I was really pissed when I found that out as I wanted to connect a PC to HDMI but it chops the taskbar off and looks blurry because its taking a 1280x720 signal, chopping say 10% off (thats a guesstimate) leaving 1152x648 which its THEN stretching to my panels native resolution of 1366x768 and in doing so blurring the image. The 360 on the other hand over VGA does 1360x768 and my TV just ignores 3 pixels on the left and right to output that natively pixel for pixel accurate, other than the minor loss you get over an analog signal (you cant notice it in-game or when watching a movie, just a slight ghost in places when left on the dashboard).
Sadly, VGA is the ONLY input that doesnt overscan although the PC I have plugged into HDMI is only playing none-HD video files so its not going to make much difference for that anyway.
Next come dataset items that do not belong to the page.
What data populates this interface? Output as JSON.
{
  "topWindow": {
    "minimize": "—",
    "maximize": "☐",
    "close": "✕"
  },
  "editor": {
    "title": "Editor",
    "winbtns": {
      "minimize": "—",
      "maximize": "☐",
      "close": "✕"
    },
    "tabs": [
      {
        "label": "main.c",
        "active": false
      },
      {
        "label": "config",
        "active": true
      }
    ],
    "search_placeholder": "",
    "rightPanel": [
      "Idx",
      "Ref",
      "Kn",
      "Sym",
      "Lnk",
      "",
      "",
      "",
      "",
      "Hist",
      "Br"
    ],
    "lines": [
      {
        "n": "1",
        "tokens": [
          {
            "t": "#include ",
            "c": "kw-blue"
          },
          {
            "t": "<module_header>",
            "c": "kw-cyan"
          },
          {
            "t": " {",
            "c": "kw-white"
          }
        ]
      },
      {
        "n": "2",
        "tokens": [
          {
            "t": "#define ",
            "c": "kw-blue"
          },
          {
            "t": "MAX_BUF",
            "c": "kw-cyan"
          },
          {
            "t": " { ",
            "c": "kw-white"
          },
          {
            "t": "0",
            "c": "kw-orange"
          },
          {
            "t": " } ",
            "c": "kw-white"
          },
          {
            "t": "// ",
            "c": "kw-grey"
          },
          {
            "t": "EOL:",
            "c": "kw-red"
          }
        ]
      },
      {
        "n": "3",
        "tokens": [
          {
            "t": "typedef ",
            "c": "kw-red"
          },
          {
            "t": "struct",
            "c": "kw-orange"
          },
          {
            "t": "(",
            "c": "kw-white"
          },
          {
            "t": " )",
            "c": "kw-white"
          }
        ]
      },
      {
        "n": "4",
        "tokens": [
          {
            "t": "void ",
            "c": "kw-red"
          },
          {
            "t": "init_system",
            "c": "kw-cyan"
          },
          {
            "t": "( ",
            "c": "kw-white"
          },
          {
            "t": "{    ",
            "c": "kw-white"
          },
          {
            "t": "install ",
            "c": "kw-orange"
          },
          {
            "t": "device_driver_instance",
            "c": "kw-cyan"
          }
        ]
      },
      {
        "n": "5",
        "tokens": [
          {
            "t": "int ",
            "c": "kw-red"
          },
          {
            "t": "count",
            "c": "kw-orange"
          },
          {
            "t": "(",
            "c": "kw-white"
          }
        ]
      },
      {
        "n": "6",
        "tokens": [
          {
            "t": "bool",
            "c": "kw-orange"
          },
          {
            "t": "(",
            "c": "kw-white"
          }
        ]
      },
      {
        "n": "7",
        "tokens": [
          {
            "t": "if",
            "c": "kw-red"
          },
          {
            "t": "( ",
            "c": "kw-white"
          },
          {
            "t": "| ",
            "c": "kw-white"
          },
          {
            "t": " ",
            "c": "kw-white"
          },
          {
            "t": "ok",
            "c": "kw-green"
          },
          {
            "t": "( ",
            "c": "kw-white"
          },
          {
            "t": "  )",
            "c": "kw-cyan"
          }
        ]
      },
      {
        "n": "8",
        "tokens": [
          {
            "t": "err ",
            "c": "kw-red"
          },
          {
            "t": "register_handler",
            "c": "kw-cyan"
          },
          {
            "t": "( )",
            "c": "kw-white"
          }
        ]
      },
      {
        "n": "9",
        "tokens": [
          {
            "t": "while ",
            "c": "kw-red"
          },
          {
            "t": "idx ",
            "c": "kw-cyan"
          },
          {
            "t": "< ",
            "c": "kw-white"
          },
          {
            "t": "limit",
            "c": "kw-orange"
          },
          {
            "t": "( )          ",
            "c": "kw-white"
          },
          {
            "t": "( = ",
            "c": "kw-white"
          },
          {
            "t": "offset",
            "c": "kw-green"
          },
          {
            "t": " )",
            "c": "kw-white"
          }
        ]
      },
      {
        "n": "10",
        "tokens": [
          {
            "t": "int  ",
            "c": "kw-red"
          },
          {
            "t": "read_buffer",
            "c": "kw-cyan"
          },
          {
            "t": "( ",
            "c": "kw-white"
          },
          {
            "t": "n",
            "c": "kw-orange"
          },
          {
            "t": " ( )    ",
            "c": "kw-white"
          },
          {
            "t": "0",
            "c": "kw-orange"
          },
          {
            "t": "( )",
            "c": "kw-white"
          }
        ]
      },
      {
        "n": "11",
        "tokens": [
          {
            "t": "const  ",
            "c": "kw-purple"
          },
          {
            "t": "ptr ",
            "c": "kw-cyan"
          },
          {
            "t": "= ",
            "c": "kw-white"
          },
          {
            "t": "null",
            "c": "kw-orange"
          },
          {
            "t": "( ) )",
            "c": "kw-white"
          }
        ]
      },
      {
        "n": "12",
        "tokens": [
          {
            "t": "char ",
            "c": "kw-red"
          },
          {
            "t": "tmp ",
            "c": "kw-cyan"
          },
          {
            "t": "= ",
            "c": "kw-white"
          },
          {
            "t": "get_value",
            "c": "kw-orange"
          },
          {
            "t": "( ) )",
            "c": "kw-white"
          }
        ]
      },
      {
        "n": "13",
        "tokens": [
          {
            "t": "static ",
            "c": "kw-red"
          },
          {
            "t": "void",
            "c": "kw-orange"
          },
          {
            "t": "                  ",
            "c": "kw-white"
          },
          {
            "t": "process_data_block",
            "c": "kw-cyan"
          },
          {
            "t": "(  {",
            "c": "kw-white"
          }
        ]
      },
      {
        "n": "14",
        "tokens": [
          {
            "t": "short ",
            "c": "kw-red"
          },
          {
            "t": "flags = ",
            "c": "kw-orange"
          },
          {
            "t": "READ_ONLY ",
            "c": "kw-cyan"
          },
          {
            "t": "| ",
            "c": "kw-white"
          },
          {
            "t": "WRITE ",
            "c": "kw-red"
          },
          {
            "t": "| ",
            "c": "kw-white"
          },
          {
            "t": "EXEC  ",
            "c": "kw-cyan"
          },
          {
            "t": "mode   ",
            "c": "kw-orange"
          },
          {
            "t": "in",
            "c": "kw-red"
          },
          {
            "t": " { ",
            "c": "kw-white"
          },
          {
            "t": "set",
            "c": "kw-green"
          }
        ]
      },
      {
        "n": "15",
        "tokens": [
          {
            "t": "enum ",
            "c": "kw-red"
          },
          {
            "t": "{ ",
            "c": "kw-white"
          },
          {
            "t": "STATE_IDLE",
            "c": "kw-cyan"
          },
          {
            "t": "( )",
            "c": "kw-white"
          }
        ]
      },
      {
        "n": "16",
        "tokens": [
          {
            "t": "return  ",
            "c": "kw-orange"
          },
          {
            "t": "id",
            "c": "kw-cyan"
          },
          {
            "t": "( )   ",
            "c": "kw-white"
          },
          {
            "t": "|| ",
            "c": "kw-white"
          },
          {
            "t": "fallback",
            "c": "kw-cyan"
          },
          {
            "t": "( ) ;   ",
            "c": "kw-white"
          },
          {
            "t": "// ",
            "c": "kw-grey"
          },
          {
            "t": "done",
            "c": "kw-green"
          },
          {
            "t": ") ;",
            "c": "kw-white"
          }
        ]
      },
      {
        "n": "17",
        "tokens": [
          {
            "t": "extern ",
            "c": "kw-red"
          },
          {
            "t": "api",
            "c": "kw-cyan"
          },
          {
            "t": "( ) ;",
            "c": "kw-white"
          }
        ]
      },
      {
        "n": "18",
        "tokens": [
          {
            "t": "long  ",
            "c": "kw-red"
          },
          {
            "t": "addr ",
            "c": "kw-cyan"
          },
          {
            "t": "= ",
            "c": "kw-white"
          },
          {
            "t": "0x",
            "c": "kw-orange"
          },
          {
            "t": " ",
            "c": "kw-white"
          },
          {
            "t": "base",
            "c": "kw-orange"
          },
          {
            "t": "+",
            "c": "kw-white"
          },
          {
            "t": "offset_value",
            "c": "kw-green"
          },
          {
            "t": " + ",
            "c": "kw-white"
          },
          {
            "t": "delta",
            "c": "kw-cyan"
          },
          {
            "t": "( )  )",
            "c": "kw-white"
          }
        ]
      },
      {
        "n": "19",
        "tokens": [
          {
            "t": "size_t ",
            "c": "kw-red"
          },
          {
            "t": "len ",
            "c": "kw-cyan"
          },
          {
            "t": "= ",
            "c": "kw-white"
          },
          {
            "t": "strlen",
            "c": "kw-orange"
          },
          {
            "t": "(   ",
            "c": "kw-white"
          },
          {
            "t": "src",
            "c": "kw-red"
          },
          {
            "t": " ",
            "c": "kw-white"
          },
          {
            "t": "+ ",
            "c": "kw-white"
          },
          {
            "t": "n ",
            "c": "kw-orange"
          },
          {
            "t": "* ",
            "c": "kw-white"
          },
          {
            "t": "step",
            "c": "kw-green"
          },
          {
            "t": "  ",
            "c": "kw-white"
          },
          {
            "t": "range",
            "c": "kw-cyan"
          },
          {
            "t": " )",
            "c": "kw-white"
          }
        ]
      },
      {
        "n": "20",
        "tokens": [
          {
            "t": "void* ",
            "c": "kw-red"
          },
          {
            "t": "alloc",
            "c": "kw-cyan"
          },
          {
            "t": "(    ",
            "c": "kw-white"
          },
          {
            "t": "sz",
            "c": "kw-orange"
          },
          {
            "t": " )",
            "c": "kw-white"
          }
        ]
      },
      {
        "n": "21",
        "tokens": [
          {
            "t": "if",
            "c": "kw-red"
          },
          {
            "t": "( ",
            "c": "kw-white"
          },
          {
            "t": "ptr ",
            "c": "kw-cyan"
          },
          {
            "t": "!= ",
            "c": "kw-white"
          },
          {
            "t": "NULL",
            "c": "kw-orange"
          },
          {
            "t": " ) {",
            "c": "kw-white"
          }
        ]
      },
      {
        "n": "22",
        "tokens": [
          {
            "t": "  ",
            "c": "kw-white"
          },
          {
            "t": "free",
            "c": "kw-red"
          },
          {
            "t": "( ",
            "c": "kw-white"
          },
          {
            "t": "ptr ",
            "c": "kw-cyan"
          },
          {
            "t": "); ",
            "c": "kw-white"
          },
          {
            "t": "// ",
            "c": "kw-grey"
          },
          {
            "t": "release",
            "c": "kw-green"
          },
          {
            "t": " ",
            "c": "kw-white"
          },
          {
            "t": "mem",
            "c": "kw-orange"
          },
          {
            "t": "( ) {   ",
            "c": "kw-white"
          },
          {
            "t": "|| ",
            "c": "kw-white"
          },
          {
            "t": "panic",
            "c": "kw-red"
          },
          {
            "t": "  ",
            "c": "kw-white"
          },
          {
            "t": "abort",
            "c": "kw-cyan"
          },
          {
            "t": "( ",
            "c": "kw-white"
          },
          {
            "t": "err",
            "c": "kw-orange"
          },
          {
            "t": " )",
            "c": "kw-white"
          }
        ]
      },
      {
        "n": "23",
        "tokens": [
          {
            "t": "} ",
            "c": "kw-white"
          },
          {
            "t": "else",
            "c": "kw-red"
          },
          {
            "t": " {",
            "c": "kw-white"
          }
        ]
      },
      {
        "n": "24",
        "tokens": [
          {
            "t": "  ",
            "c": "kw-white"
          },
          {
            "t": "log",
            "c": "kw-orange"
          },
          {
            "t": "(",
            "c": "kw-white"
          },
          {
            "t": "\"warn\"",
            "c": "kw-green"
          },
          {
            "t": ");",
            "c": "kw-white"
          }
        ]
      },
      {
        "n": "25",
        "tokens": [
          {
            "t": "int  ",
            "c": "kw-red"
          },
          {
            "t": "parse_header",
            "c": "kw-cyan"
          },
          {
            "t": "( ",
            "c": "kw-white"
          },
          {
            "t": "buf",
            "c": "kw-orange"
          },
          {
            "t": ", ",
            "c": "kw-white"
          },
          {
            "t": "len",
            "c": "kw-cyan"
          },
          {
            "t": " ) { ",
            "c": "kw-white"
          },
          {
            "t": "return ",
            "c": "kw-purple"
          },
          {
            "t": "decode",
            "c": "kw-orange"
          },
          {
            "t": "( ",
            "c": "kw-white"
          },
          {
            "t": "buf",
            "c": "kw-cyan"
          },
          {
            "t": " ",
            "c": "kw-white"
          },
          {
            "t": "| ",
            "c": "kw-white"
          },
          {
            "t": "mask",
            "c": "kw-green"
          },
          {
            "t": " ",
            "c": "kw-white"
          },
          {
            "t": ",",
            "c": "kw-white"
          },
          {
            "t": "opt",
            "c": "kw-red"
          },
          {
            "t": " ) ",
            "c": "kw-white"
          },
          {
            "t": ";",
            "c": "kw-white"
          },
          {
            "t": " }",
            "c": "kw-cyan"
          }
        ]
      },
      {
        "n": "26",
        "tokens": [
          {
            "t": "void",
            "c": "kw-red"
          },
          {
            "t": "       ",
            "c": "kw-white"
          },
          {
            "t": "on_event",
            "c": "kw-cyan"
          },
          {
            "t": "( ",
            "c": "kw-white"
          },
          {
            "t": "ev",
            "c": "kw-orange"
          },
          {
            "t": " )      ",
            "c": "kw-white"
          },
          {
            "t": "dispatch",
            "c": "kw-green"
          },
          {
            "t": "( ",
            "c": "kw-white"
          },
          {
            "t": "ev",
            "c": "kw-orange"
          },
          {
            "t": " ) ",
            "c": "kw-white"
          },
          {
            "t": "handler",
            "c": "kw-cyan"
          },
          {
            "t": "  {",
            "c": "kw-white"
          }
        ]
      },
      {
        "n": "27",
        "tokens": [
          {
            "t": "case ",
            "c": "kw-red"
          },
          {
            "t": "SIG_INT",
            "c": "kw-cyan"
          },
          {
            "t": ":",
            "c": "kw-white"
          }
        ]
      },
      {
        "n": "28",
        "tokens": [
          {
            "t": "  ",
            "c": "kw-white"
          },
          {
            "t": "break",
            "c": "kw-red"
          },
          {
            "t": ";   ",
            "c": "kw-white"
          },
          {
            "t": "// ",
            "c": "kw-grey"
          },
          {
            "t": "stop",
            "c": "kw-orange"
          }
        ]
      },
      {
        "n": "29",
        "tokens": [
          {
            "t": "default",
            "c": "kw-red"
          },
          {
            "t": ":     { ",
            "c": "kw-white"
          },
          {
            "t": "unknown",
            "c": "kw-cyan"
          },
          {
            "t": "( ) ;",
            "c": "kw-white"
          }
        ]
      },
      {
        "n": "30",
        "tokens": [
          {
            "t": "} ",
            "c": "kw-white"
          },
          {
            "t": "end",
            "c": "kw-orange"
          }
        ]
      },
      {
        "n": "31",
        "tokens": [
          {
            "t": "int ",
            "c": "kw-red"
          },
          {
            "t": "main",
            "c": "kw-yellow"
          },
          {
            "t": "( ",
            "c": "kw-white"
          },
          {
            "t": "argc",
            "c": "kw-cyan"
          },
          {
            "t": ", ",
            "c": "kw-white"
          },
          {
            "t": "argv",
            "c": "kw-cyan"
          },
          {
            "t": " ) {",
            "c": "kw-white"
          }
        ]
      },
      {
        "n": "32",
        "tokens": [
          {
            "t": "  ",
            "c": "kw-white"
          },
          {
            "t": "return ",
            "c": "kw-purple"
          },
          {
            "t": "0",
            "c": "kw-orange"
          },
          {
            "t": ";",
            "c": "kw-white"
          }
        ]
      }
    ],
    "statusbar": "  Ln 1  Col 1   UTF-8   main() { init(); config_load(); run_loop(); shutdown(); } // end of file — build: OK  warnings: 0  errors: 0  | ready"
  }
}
However the wallpaper I have set for the background looked MUCH better on VGA which shows the loss you are getting for stuff that IS close to the panel resolution. Even worse, most TV manufacturers do the same. I have a Samsung btw, an otherwise brilliant TV that is let down by the stupid fact that only VGA allows an accurate HDTV signal - so a good quality VGA switchbox is next on my list.